4 or 5 sliced potato rings fried in butter & oil, drained ( enough to cover the botton of a 6" skillet)

next fry some onion in the same pan and set aside.

cook some bacon or sasuage and set aside.

2- eggs seperated

in a oven proof skillet or baking dish ( use a 6" cast iron pan) lightly oiled.

Place potato, sausage on top, then the onion.

preheat oven to 400

Beat egg whites till fuffy and fairly stiff.

add egg yokes and fold gently into egg whites until blended.
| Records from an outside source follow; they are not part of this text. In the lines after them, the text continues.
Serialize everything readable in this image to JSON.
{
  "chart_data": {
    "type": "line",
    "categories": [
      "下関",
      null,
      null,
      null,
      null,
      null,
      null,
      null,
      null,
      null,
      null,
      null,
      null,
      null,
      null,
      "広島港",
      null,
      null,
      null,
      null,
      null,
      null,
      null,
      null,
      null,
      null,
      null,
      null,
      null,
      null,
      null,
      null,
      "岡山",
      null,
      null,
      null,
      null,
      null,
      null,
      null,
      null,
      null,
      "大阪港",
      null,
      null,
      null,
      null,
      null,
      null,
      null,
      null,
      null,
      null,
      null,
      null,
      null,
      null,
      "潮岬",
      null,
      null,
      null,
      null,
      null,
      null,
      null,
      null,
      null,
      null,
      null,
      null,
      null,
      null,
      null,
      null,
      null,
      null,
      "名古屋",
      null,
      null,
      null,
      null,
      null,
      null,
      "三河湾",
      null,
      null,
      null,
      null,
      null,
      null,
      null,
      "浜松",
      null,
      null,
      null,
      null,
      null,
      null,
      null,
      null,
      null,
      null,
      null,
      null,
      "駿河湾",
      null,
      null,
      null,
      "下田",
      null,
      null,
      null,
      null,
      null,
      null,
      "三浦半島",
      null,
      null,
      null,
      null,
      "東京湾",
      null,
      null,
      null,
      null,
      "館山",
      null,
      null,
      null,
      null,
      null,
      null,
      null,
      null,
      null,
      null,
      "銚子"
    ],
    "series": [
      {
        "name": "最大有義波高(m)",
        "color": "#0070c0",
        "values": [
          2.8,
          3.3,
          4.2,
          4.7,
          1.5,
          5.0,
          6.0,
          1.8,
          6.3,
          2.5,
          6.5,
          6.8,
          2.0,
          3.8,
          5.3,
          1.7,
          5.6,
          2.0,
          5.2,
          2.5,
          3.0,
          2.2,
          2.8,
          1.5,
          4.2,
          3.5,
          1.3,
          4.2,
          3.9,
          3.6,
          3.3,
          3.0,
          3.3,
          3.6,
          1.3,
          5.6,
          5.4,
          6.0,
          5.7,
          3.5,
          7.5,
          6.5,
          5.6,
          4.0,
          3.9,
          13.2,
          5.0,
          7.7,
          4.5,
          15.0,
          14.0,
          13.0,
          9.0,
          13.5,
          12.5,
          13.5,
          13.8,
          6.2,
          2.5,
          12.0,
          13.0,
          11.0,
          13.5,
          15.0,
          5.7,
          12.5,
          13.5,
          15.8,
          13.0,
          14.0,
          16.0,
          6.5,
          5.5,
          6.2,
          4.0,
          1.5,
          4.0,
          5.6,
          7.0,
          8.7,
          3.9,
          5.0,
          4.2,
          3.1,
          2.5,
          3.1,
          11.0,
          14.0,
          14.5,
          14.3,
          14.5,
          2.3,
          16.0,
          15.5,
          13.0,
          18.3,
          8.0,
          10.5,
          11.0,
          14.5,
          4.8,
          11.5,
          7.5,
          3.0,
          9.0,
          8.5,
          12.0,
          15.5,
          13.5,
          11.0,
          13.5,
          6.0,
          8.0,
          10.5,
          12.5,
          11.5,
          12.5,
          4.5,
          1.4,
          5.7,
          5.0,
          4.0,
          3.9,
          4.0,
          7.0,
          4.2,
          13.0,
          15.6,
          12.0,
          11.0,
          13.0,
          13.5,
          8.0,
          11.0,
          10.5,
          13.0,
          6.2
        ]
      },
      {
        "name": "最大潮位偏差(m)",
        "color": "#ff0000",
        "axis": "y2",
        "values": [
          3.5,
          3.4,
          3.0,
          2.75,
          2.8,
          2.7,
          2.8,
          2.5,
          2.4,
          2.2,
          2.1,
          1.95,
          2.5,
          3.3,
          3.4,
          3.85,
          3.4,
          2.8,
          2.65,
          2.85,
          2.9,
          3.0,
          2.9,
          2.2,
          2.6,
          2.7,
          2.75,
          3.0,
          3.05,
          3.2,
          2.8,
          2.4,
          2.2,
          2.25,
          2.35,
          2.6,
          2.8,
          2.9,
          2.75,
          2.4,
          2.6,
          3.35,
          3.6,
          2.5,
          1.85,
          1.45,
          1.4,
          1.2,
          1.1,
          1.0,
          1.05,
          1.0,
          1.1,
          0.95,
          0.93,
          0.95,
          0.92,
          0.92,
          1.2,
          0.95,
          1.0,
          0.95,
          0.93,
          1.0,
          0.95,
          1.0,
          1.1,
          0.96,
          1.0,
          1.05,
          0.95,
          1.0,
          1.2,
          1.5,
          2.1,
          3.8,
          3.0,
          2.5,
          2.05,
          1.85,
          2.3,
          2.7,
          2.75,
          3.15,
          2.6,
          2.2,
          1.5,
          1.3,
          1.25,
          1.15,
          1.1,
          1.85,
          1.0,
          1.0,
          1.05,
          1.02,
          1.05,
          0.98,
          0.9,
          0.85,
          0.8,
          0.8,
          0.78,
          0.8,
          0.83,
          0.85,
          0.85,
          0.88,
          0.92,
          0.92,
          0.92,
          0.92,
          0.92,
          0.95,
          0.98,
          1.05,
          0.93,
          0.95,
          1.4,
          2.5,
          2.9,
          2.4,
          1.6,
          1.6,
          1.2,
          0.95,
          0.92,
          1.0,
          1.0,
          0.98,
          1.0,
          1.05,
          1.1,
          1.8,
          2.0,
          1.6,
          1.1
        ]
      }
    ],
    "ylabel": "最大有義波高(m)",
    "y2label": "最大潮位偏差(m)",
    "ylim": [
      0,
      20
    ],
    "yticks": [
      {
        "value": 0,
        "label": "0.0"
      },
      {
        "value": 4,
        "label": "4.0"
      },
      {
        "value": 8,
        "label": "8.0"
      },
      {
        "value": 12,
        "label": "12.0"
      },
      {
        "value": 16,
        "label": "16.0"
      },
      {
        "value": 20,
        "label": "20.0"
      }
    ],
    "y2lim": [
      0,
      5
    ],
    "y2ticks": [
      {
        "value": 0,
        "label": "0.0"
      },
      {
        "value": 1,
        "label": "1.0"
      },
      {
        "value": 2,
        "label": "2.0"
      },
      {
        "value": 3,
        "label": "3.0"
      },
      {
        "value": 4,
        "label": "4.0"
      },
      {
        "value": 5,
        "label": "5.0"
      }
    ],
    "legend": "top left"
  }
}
add to pan and cook until eggs are set and to top is browned slightly.


----------



## Rocklobster (Dec 29, 2012)

That looks very good. I will try that some day....thanks...


----------



## Kylie1969 (Dec 30, 2012)

That looks fabulous S&P


----------



## pacanis (Dec 30, 2012)

That looks super!


----------



## salt and pepper (Dec 30, 2012)

My GF liked it so much, I made another today with, potato, onion, bacon, chives, cheese and jalapeno pepper.


----------



## Kylie1969 (Dec 30, 2012)

Delicious! Time for breakfast now I think, pity it isnt that


----------



## chopper (Dec 30, 2012)

Great recipe.  Thanks S & P.


----------



## Savannahsmoker (Dec 30, 2012)

I wish I could get a slice of that with some red eye gravy and  chicory coffee.
Man O' Man I would be in heaven.

Nice recipe and if you do not mind it is copied to my recipe section.


----------



## kadesma (Dec 30, 2012)

S&P that is so good. I made it for dinner DH is stuffed me too.
thanks
kades


----------



## salt and pepper (Dec 31, 2012)

kadesma said:


> S&P that is so good. I made it for dinner DH is stuffed me too.
> thanks
> kades


 So glad you enjoyed it,          Thank you, Joey


----------